The picture is mirrored almost accurately in Germany: it is liberal newspapers such as the Zeit, the Munich daily Suedeutsche and the leftist-intellectual staple der Spiegel which report on Piketty. Not a single – even critical – mention from the conservative guardians of public moral at FAZ, Focus and Co until today.
I am not expecting the Daily Mail, the Sun or the German equivalent of the Bild to suddenly become interested in left-wing economics. Selective exposure theory or confirmation bias arguments have for years provided a credible explanation: people don’t like to read things that would challenge their values and opinions. A conservative (or Republican) is unlikely to even engage in Piketty’s discussion. No need to print a piece on it at all then.
For me, Piketty’s reception so far raised a much wider question of what the ‘working class’ is doing – and who they are following. Piketty is making a claim about inequality, but most people that are interested in this claim at the moment are part of a very solid middle if not top part of the income pyramid. Where are all the people using commuter trains to New York, London and Paris every day (and where were they during Occupy)? True, some of them were too busy earning the little money they could rather than turned round to engage in intellectualism or protesting.
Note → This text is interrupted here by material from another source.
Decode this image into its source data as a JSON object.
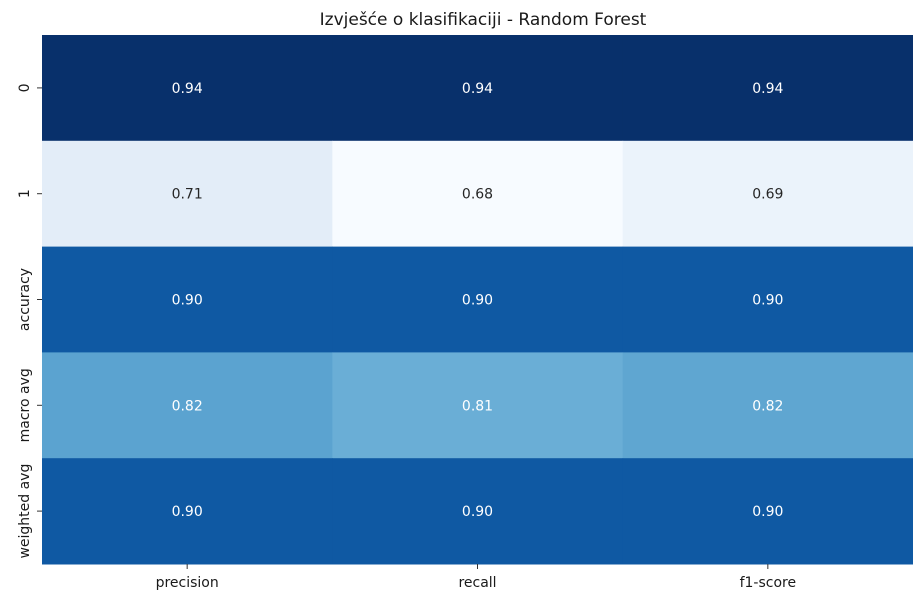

And obviously, high-pitched economic ideas need a while to trickle down but as The Economist comments, socialist France so far still hasn’t reacted very much to his new rock star economist even though the book had appeared there already in 2013. The potential main reason: Piketty is not saying anything new. Debates about inequality and the importance of the welfare state have been central to some European countries for years (in Germany’s case more than a century to be precise). In a way Piketty is not left-wing enough to stir any serious attention.
But is that really true? Might it not rather be a problem of demand? I would think that this is again a slightly distorted view that academia – or an intellectual class – has of itself: ‘The Europeans all know how unequal everything is. We really don’t need to talk about that anymore.’ Does the general readership of the Sun think about inequality a lot? Let’s assume they do, does the Sun then only not report on Piketty because his suits are too expensive and as such render him inauthentic? Wouldn’t they want to tell their readers about Piketty’s ideas that could help them to be better off in the future if they were actually ‘believing’ in inequality already (according to the selective exposure theory)?
Perhaps, the working class is not left-wing anymore – at least not when it comes to inequality. They have a lot to do defending the UK against too many immigrants and the EU (see UKIPs recent campaign). And they also like their dreams (the European version of the American one). This is what makes them love looking at pictures of celebrities, expensive jewellery and fashion (in the Daily Mail). Piketty might actually be too left-wing for a nowadays in this sense right-wing working class.
So, even the hope that the mass-reception of Piketty’s book in Europe is really still to come doesn’t really stand up. It is true: while in the US, the New York Times reported at least 9 times about Piketty’s book over the last three weeks, only 4 of the last 50 news pieces on Piketty came from Europe. At least, Piketty is in London today (and returns in June). Perhaps the Daily Mail will print an analysis of Piketty’s tasteful suits on page 17 tomorrow. Let’s make him a celebrity first and then slowly think about his arguments. One step at a time.